Eşitlik, sadece kelimelerde kalmamalı, bu olabilmeli. Sevgi ve
saygıya dayalı bir durum bu. Bu varsa, kadın-erkek eşitliği olur.
Son haftalarda yaşanan zina tartışmalarını nasıl yorumluyorsunuz?
Toplumların, ulusların birtakım değerleri vardır. Örf, âdet,
gelenek ve inançları olur. Bunu formatlayamazsınız. Toplumun tüm
yapısını, önünüze örnek diye koyduğunuz bir topluma göre, deforme
edemezsiniz. Kendi geleneklerinden, tarihinden gelen, kendine has
bir yapısı vardır. Bu değerler önemlidir. Bizim çok derinlere giden
aile yapımız, inançlarımız, değerlerimiz var. Bizi biz yapan
bunlar. Yoksa bir ülkedeki değerleri alarak, bu böyledir, biz de
aynısını alalım, olmaz. Dünyada formatlanmış bir aile ya da toplum
yapısı çizerseniz, demokrasi zedelenir. Bu, toplumun mozaik
zenginliğini bozar. Günde kaç gazete okuyorsunuz? Gazetelere
bakıyorum, okuyamıyorum. Gazete okumaya vaktim olmuyor. Kitap
okumaya fırsat bulabiliyor musunuz? Kitap okumaya hiç vakit
bulamıyorum... Hele Büyükşehir Belediye Başkanlığı’ndan sonra çok
zor. Gazetecilik mesleğini nasıl tarif ediyorsunuz? O tarifi
vatandaş yapıyor zaten. Vatandaşın ne kadar basına güvenip
güvenmediğini görmek için gazeteciler bir anket yapmalı. Hep
anketleri siyasilerle ilgili yapıyorlar. Bir kere de “halk bize ne
kadar güveniyor” diye anket yapmalılar. Ben şunu söylüyorum; işte;
Sayın Başbakan’ımız İstanbul Büyükşehir Belediye başkanı olurken de
başbakan olurken de basına rağmen oldu. Bu makamlara basına rağmen
geldi. Medyada hakkınızda olumsuz haber çıkınca ne hissediyorsunuz?

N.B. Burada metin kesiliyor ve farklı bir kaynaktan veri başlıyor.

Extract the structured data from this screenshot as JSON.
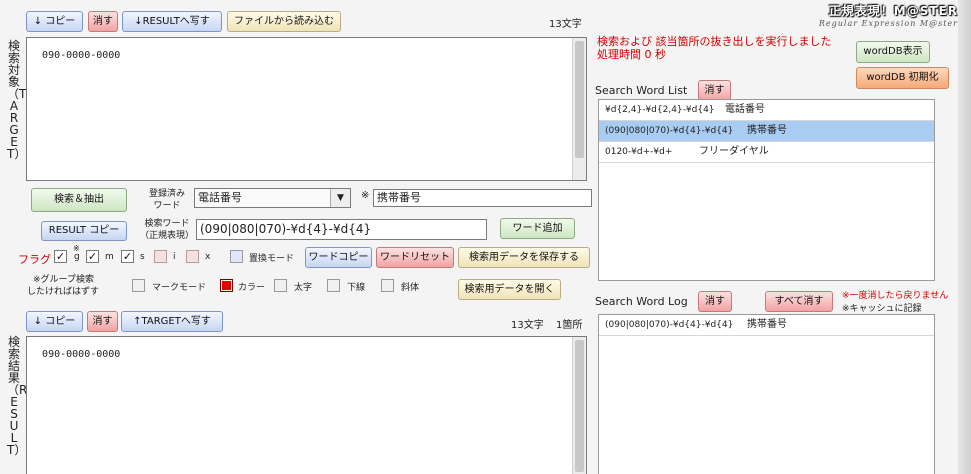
{
  "logo": {
    "title": "正規表現！M@STER",
    "subtitle": "Regular Expression M@ster"
  },
  "target": {
    "label": "検索対象（TARGET）",
    "copy_button": "↓ コピー",
    "clear_button": "消す",
    "to_result_button": "↓RESULTへ写す",
    "load_file_button": "ファイルから読み込む",
    "char_count": "13文字",
    "text": "090-0000-0000"
  },
  "controls": {
    "search_extract_button": "検索＆抽出",
    "result_copy_button": "RESULT コピー",
    "registered_word_label_1": "登録済み",
    "registered_word_label_2": "ワード",
    "registered_word_value": "電話番号",
    "note_mark": "※",
    "note_value": "携帯番号",
    "search_word_label_1": "検索ワード",
    "search_word_label_2": "（正規表現）",
    "search_word_value": "(090|080|070)-¥d{4}-¥d{4}",
    "add_word_button": "ワード追加",
    "flag_label": "フラグ",
    "flag_g": "g",
    "flag_g_note": "※",
    "flag_m": "m",
    "flag_s": "s",
    "flag_i": "i",
    "flag_x": "x",
    "replace_mode_label": "置換モード",
    "word_copy_button": "ワードコピー",
    "word_reset_button": "ワードリセット",
    "save_search_button": "検索用データを保存する",
    "open_search_button": "検索用データを開く",
    "group_note_1": "※グループ検索",
    "group_note_2": "したければはずす",
    "mark_mode_label": "マークモード",
    "color_label": "カラー",
    "bold_label": "太字",
    "underline_label": "下線",
    "italic_label": "斜体",
    "color_swatch": "#e00000"
  },
  "result": {
    "label": "検索結果（RESULT）",
    "copy_button": "↓ コピー",
    "clear_button": "消す",
    "to_target_button": "↑TARGETへ写す",
    "char_count": "13文字",
    "match_count": "1箇所",
    "text": "090-0000-0000"
  },
  "status": {
    "message": "検索および 該当箇所の抜き出しを実行しました",
    "time": "処理時間 0 秒"
  },
  "worddb": {
    "show_button": "wordDB表示",
    "init_button": "wordDB 初期化"
  },
  "word_list": {
    "title": "Search Word List",
    "clear_button": "消す",
    "rows": [
      {
        "pattern": "¥d{2,4}-¥d{2,4}-¥d{4}",
        "name": "電話番号"
      },
      {
        "pattern": "(090|080|070)-¥d{4}-¥d{4}",
        "name": "携帯番号"
      },
      {
        "pattern": "0120-¥d+-¥d+",
        "name": "フリーダイヤル"
      }
    ]
  },
  "word_log": {
    "title": "Search Word Log",
    "clear_button": "消す",
    "clear_all_button": "すべて消す",
    "warning_1": "※一度消したら戻りません",
    "warning_2": "※キャッシュに記録",
    "rows": [
      {
        "pattern": "(090|080|070)-¥d{4}-¥d{4}",
        "name": "携帯番号"
      }
    ]
  }
}
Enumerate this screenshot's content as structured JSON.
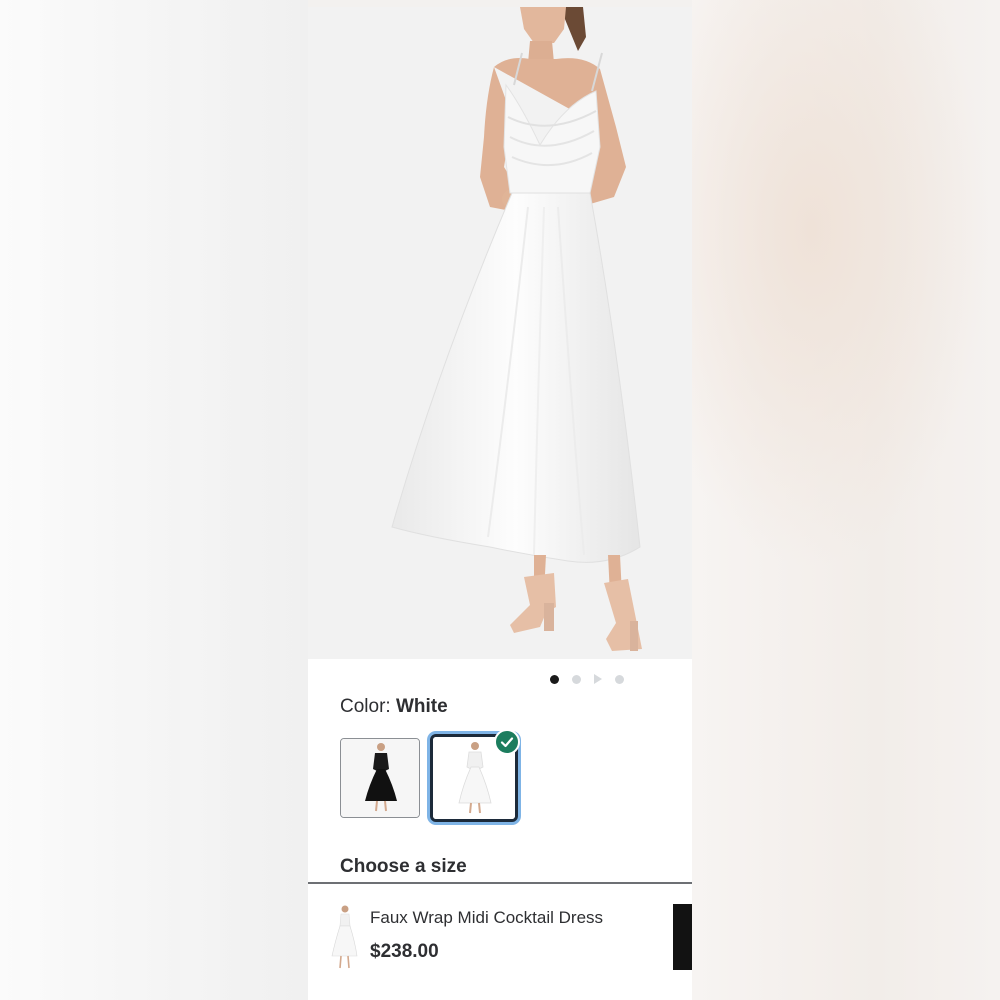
{
  "product": {
    "color_prefix": "Color: ",
    "color_value": "White",
    "swatches": [
      {
        "name": "Black",
        "selected": false
      },
      {
        "name": "White",
        "selected": true
      }
    ],
    "size_heading": "Choose a size",
    "name": "Faux Wrap Midi Cocktail Dress",
    "price": "$238.00"
  },
  "carousel": {
    "image_count": 4,
    "active_index": 0,
    "has_video": true
  },
  "colors": {
    "selected_check": "#1c7d5e",
    "selected_outline": "#7fb4e6",
    "text": "#2e2f32"
  },
  "icons": {
    "selected": "checkmark-icon",
    "video": "play-icon"
  }
}
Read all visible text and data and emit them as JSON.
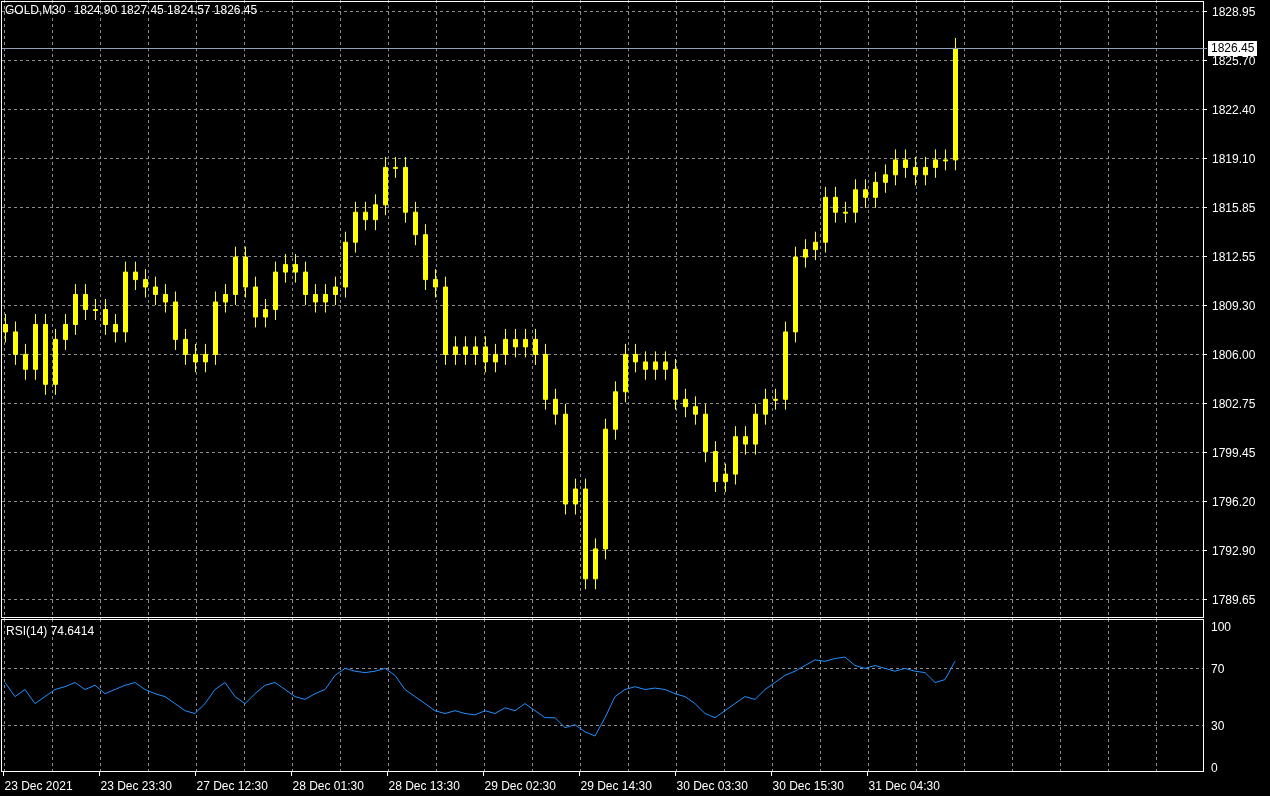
{
  "price_chart": {
    "symbol": "GOLD,M30",
    "ohlc": [
      "1824.90",
      "1827.45",
      "1824.57",
      "1826.45"
    ],
    "current_price": "1826.45",
    "price_axis_labels": [
      "1828.95",
      "1825.70",
      "1822.40",
      "1819.10",
      "1815.85",
      "1812.55",
      "1809.30",
      "1806.00",
      "1802.75",
      "1799.45",
      "1796.20",
      "1792.90",
      "1789.65"
    ]
  },
  "rsi_chart": {
    "value": "74.6414",
    "time_axis_labels": [
      "23 Dec 2021",
      "23 Dec 23:30",
      "27 Dec 12:30",
      "28 Dec 01:30",
      "28 Dec 13:30",
      "29 Dec 02:30",
      "29 Dec 14:30",
      "30 Dec 03:30",
      "30 Dec 15:30",
      "31 Dec 04:30"
    ],
    "chart_data": {
      "type": "line",
      "ylim": [
        -2.8,
        104.3
      ],
      "yticks": [
        100,
        70,
        30,
        0
      ],
      "grid": true,
      "series": [
        {
          "name": "RSI(14)",
          "color": "#1e90ff",
          "values": [
            60,
            50,
            55,
            45,
            50,
            55,
            57,
            60,
            55,
            58,
            52,
            55,
            58,
            60,
            55,
            52,
            50,
            45,
            40,
            38,
            45,
            55,
            60,
            50,
            45,
            52,
            58,
            60,
            55,
            50,
            48,
            52,
            55,
            65,
            70,
            68,
            67,
            68,
            70,
            65,
            55,
            50,
            45,
            40,
            38,
            40,
            38,
            37,
            40,
            38,
            42,
            40,
            45,
            40,
            35,
            35,
            28,
            30,
            25,
            22,
            35,
            50,
            55,
            57,
            55,
            56,
            55,
            52,
            50,
            45,
            38,
            35,
            40,
            45,
            50,
            48,
            55,
            60,
            65,
            68,
            72,
            76,
            75,
            77,
            78,
            72,
            70,
            72,
            70,
            68,
            70,
            68,
            67,
            60,
            62,
            75
          ]
        }
      ]
    }
  }
}
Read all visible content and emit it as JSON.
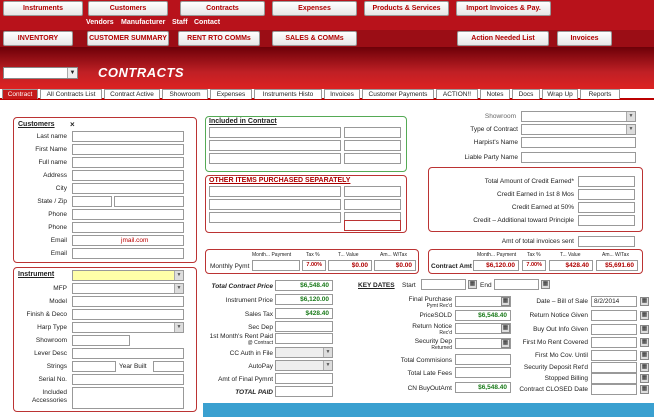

Haksızlık ettiler derim, o kadar. ‘Herhalde benim sabrımı
yokluyorlar’, diye düşünüyorum. ‘Tepkimi ölçmek istiyorlar’,
diyorum. Hatta şunu düşünürüm; açıp bana sorsalar, aleyhimde bile
olsa ben doğruyu söylerim. Genelde durgun sularda mı seyredersiniz,
yoksa duygularınız bazen alçalır, bazen yükselir mi? Yavaş atın
tekmesi pek olur! Bu durgun halim. Ama benim huzurumu bozana karşı
tepkimi çok sert koyarım. Ev hayatı huzurlu olmalı ki, başkan
başarılı olsun Başkan’la günde kaç saat birlikte oluyorsunuz?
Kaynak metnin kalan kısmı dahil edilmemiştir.